Gesche Gottfried was the last person to be publicly beheaded in Bremen. After murdering 15 people with arsenic she was arrested and sentenced to death on her 43rd birthday in 1831. A crowd of 35,000 watched her head roll to the spot that’s now marked with basalt stone.
The people of Bremen, Germany, honored the prolific serial killer with a spuckstein (spit stone) in the Domshof town square.
Her motive was never discovered, and it’s still a subject of debate, but a logical suggestion is that she had Munchausen’s Syndrome by proxy, where sufferers fabricate or exaggerate illnesses in the people they care for. Her list of victims included her parents, two husbands, a fiancé, several friends, and her children.

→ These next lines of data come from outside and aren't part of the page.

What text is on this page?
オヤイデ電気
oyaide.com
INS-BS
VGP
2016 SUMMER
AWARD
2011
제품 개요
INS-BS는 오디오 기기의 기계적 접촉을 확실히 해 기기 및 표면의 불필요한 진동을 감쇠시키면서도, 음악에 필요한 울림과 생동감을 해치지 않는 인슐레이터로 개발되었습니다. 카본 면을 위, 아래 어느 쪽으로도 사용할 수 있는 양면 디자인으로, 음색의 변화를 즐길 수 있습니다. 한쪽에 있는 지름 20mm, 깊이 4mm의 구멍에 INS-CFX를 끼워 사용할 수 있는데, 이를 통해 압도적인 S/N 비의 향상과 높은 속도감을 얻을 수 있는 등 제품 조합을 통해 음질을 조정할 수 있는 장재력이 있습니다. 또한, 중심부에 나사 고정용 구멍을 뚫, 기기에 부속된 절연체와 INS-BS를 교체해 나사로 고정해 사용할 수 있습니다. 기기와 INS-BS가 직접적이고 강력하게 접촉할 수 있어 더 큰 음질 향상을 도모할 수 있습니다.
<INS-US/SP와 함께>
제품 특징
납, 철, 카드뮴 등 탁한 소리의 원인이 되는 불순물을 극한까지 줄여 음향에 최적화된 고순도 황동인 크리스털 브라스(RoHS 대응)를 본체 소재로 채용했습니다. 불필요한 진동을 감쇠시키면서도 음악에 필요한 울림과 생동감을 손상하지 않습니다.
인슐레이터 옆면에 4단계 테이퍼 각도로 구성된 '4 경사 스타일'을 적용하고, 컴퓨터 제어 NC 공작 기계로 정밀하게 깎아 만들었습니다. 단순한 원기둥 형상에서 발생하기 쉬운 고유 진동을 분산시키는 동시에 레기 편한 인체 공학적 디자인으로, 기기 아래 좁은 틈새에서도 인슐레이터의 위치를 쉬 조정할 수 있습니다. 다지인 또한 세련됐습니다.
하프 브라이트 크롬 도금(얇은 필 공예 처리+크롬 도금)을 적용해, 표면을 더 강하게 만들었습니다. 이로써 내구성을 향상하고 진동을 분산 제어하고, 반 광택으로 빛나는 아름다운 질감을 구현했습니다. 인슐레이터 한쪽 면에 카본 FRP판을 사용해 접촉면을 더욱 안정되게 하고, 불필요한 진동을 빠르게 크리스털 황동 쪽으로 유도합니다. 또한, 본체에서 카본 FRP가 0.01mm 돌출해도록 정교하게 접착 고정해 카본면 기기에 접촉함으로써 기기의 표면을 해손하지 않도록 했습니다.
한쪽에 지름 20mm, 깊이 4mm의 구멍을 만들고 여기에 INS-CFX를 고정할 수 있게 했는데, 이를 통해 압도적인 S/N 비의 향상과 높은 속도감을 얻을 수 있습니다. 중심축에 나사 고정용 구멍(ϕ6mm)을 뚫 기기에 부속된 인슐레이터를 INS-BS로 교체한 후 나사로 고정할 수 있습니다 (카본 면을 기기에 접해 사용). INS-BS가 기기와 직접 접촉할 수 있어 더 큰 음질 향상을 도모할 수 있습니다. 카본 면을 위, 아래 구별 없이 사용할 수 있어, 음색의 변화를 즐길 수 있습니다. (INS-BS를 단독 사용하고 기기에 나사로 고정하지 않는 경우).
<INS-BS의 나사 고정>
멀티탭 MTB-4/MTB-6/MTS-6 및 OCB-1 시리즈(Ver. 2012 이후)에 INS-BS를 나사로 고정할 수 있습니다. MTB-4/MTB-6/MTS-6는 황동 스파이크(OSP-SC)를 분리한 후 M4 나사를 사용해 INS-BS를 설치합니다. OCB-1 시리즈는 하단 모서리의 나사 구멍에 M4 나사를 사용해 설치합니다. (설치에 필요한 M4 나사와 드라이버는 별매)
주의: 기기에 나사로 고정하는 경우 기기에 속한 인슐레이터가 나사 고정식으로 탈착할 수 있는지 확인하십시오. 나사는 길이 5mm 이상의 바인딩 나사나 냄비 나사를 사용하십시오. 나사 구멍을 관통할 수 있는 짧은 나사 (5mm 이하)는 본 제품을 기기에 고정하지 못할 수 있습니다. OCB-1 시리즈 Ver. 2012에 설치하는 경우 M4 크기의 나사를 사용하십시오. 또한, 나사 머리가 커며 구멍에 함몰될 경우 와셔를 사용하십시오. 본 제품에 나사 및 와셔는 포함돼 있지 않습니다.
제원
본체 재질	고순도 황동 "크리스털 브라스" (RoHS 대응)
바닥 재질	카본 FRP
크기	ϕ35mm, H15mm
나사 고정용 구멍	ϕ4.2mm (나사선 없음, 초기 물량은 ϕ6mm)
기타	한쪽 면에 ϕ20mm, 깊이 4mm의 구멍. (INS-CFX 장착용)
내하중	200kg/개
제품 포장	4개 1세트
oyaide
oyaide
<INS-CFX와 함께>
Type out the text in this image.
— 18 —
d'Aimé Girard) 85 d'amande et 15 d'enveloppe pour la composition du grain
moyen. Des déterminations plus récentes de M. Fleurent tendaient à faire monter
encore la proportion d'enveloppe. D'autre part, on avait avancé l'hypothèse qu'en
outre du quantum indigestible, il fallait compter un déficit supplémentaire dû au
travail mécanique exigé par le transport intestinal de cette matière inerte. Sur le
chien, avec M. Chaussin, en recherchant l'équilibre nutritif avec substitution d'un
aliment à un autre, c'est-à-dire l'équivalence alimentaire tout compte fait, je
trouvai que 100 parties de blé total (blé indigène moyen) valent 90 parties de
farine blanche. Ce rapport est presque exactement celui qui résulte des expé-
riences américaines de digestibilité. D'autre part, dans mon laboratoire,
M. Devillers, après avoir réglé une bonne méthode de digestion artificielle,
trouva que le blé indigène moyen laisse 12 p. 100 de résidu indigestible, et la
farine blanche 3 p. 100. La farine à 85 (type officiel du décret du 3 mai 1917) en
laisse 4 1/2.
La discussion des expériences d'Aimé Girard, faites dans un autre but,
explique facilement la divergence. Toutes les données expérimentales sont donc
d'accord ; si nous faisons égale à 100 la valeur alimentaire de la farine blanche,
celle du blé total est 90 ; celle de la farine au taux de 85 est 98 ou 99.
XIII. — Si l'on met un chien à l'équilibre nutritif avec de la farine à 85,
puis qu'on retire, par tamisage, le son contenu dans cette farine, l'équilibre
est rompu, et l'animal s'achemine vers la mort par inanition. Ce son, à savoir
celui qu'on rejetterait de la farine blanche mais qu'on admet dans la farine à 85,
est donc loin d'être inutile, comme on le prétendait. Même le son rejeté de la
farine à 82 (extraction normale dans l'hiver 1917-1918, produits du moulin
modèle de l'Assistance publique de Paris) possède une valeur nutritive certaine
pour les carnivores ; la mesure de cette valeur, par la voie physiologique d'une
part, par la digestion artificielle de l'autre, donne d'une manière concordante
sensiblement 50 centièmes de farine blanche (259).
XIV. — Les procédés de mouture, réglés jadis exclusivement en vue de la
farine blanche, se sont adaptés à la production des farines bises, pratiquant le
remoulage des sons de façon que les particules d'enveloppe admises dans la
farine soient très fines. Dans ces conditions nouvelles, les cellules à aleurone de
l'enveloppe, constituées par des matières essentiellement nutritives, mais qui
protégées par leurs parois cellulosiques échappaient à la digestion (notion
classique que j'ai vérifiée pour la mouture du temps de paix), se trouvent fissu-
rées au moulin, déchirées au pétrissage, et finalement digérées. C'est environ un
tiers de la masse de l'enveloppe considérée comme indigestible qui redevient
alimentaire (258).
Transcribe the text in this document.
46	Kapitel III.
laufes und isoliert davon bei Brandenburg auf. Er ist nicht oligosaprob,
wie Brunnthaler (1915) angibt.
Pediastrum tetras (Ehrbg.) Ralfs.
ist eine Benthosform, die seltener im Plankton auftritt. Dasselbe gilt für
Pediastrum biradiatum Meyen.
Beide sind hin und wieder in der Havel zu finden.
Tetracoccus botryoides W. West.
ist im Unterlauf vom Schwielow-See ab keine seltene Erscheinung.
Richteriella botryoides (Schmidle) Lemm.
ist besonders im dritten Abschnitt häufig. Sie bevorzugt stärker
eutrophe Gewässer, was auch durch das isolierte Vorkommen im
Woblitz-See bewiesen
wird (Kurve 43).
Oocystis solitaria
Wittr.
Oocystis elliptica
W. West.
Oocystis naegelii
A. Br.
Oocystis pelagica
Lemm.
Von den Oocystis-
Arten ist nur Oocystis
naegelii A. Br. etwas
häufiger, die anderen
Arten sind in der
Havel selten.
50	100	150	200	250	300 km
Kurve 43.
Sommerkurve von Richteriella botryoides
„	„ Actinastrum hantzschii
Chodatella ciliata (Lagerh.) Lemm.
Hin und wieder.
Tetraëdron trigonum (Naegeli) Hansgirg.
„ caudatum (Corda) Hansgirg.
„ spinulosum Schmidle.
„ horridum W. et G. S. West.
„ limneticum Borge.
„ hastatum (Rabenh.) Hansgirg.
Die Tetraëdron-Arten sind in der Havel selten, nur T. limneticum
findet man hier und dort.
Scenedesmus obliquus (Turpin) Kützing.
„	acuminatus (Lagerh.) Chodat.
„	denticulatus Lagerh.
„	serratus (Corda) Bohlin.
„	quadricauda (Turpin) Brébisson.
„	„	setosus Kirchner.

Gottfried used a rat poison called “Mäusebutter” which consisted of small flakes of arsenic mixed in animal fat. She mixed small doses of it into her victims’ food, and cared for them as they became increasingly sick. She was well-liked in the area and was even known by friends, who felt sorry for her for losing so many relatives, as “the angel of Bremen.”
After her death phrenologists used her death mask to study the facial patterns of criminal women. Gottfried’s is one of at least two spucksteins in Germany, marking the deaths of especially heinous criminals, and the citizens of Bremen continue to display their disgust by spitting on the stone marked with a cross and set into the cobble street.